As the number of regional bids dwindles, UND takes advantage
For several years, college hockey head coaches have urged the NCAA Division I Men's Ice Hockey Committee to keep regionals away from home sites.
The coaches say it's too big of an advantage to play at home.
But in the West and Midwest, a dwindling number of venues have bid for regionals—and UND has taken advantage.
The NCAA West Regional will be held in Sioux Falls, S.D., next season and in Fargo in 2019, the NCAA announced Tuesday afternoon.
UND will host both events, which means it will automatically be placed in both regionals if it makes the NCAA tournament.
The decision was easy for the Committee—Sioux Falls and Fargo were the only off-campus sites that bid on a West Regional for those years.
The Sioux Falls regional will be played at the three-year-old, 10,678-seat Denny Sanford Premier Center. The building's assistant general manager is Chris Semrau, who worked at Ralph Engelstad Arena for years and paired with UND for the bid.
The Fargo regional will be played in the 5,000-seat Scheels Arena, just as it was last month and in 2015.
UND fans are expected to fill both venues if the Fighting Hawks are in the tournament. If not, several schools are within driving distance—Omaha, MSU-Mankato, St. Cloud State, Minnesota, Minnesota Duluth and Bemidji State—and can fill up the venues.
"Any time you can have a first round in the tournament and be within driving distance for fans, you're happy to be in that position," said UND athletic director Brian Faison, who is also a member of the NCAA Division I Men's Ice Hockey Committee.
While UND fans and administrators were pleased to land regionals for the next two years, Faison expressed his concern over the lack of bids being submitted to host regionals.
No Midwest off-campus venues bid for either year, so the Committee placed the Midwest Regional in Allentown, Pa., for both 2018 and 2019. Allentown is the farthest east that the Midwest Regional has ever been played.
It's not the first time that the NCAA has had trouble finding neutral sites in the West and Midwest, either.
In 2015, the NCAA was forced to play a regional in South Bend, Ind., at Notre Dame's home rink because no off-campus venues in the Midwest bid.
Faison, who is required to leave the room when UND's bids are discussed among the Committee, said that some home facilities did submit bids this time, but they weren't considered.
"It's a concern, because under the existing process, you need to have facilities that are neutral and not home ice," Faison said. "Without any facilities bidding, that gets interesting.

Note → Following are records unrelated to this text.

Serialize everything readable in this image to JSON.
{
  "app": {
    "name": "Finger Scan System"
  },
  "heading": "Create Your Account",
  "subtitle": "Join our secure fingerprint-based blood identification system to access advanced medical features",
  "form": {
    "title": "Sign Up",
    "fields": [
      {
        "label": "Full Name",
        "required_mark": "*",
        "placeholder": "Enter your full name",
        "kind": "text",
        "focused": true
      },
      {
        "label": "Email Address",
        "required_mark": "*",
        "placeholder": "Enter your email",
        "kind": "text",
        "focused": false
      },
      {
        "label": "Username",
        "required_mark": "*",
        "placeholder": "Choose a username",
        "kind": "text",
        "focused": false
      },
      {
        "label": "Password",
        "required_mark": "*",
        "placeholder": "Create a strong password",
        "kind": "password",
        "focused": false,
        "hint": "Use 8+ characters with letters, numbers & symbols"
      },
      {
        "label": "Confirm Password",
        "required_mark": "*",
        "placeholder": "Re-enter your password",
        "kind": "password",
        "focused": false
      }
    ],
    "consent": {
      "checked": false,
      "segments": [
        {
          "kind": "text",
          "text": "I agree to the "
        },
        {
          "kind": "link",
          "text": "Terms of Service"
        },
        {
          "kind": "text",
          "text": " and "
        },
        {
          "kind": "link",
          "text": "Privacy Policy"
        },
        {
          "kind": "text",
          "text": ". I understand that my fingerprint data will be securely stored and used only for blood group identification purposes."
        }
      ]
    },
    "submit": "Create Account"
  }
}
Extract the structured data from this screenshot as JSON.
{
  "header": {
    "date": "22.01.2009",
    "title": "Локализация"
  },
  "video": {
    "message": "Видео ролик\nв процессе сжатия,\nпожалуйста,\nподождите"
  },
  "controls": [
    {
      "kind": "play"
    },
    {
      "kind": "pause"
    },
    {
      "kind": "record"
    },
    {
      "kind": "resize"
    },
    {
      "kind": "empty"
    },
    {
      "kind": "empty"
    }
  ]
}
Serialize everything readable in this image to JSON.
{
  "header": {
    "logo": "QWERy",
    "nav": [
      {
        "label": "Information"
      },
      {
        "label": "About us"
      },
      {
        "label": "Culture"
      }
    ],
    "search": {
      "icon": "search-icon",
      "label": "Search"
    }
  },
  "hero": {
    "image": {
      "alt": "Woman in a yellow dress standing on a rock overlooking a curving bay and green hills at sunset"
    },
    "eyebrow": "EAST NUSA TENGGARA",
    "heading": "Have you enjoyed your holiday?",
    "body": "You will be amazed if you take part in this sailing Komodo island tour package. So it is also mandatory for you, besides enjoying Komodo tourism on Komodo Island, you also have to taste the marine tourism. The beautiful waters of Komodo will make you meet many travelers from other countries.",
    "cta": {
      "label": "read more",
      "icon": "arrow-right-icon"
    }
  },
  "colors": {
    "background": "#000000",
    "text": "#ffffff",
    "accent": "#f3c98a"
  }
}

"I think the dialogue has changed a little bit. We're going to go down to the convention in a week and I think there will be a lot more conversation about this situation. The coaches have been pretty strong about not wanting home ice in the NCAA regionals. They have been very, very strong about that. And I think, no matter the sport, you want to take the opinions of the coaches."
While the NCAA announced Frozen Four sites through 2022—it will be in Buffalo in 2019, Detroit in 2020, Pittsburgh in 2021 and Boston in 2022—it only announced regionals for two years, knowing that coaches may opt to change the current format.
College hockey coaches and commissioners will meet next week in Florida to discuss the topic.
Faison is a longtime proponent of bringing regionals back to campus sites, but acknowledges that, in the past, his view hasn't had a lot of support from the coaches.
"My position has been clear for years," he said. "I'm a home-ice guy, but we are where we are right now. I think there will be more robust conversation than in the past."
UND also submitted a bid to host a Frozen Four in St. Louis, but it did not win that bid. The National Collegiate Hockey Conference submitted a bid for a Frozen Four in Kansas City but did not win, either.
While hosting regionals is a profitable venture for UND, it isn't a significant amount of money, Faison said. Hosting Frozen Fours can be more profitable.
The men's hockey tournament is one of the few NCAA events that turns a profit.
Of the 90 events the NCAA hosts, the only ones that make money are Division I men's hockey, men's basketball, men's lacrosse, baseball and wrestling.